Well, it means that thus far trying to build an intelligence has lost out to brute forcing it with more compute.

There is nothing particular that suggests this is infinitely scalable.


unless you don't have unlimited compute, at which point you need other ideas

https://arielche.net/bitter-lesson


Then train your model elsewhere and size it as appropriate for the runtime environment.
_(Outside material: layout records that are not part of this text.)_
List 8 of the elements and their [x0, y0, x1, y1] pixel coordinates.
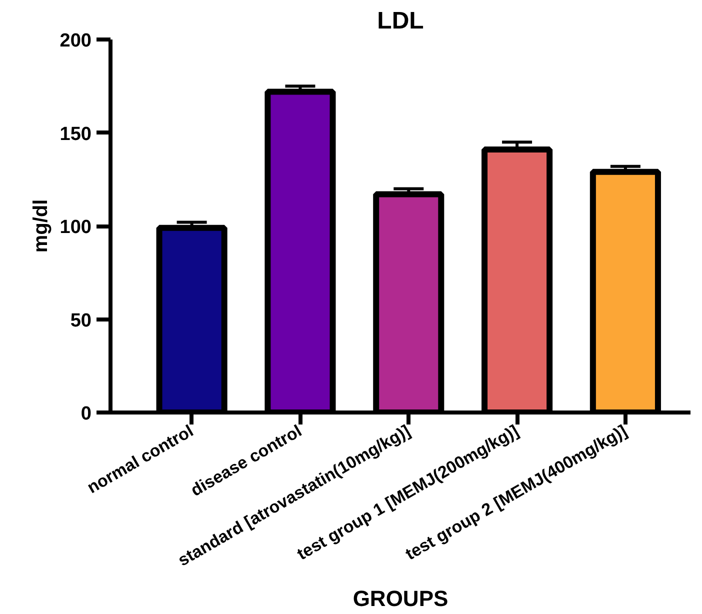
y-tick-label: 100: [60, 217, 92, 238]
y-tick-label: 0: [80, 404, 92, 424]
y-tick-label: 50: [70, 310, 92, 332]
chart-title: LDL: [377, 8, 424, 34]
y-tick-label: 200: [60, 30, 92, 52]
y-tick-label: 150: [60, 124, 92, 145]
y-axis-title: mg/dl: [30, 199, 52, 253]
x-axis-title: GROUPS: [352, 586, 448, 612]
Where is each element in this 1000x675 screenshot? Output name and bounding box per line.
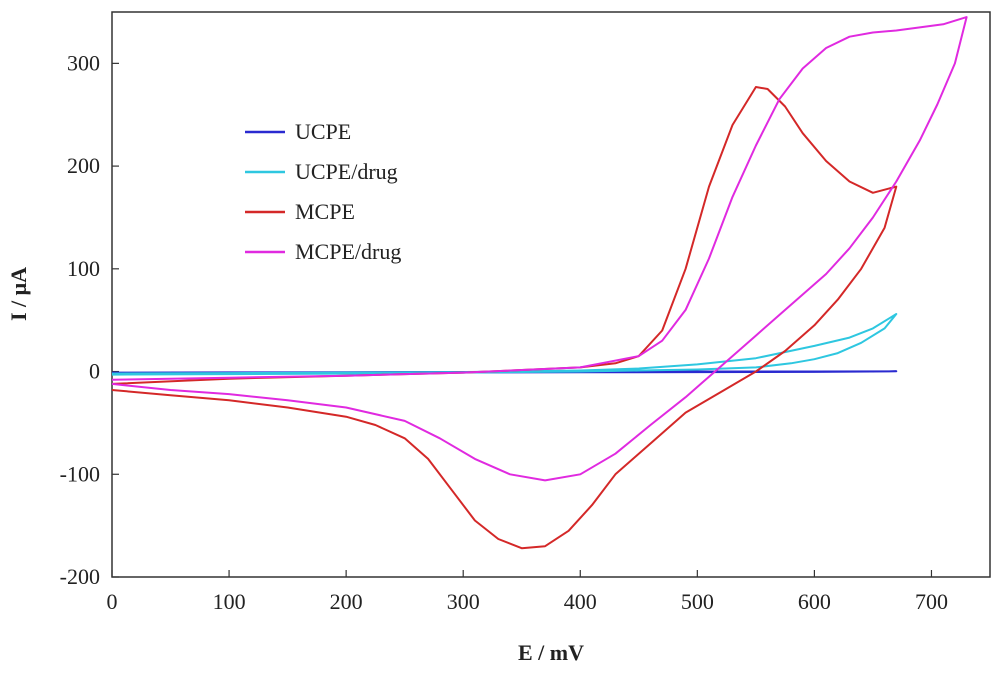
x-axis-title: E / mV [518,640,584,665]
y-tick-label: 200 [67,153,100,178]
y-tick-label: 300 [67,50,100,75]
legend: UCPE UCPE/drug MCPE MCPE/drug [245,119,401,264]
y-tick-label: 0 [89,359,100,384]
plot-frame [111,11,991,578]
x-tick-label: 0 [107,589,118,614]
y-axis-title: I / μA [6,267,31,321]
series-line-2 [111,86,898,550]
y-tick-label: 100 [67,256,100,281]
x-tick-label: 500 [681,589,714,614]
series-line-3 [111,16,968,482]
axis-ticks: 0 100 200 300 400 500 600 700 -200 -100 0 100 200 300 [60,50,948,614]
series-line-1 [111,313,898,376]
x-tick-label: 600 [798,589,831,614]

If that really isn't an option, then yes ML/AI isn't for you in this case.


I found this article a little weak, but there is an interesting parallel.

The 10,000 hours thing is encouraging because the amount of effort you put in as far more important than your natural ability.

... Until you get to the point where everyone is already working as hard as humanly possible, at which point natural ability becomes the sorting function again.


They have researchers working for insane salaries just so they don't go to another frontier lab to share their ideas. If you think it is just "mindless bruteforce" you don't understand anything. The idea is that the most effective methods are ones that scale but those ideas are also then limited by the compute available.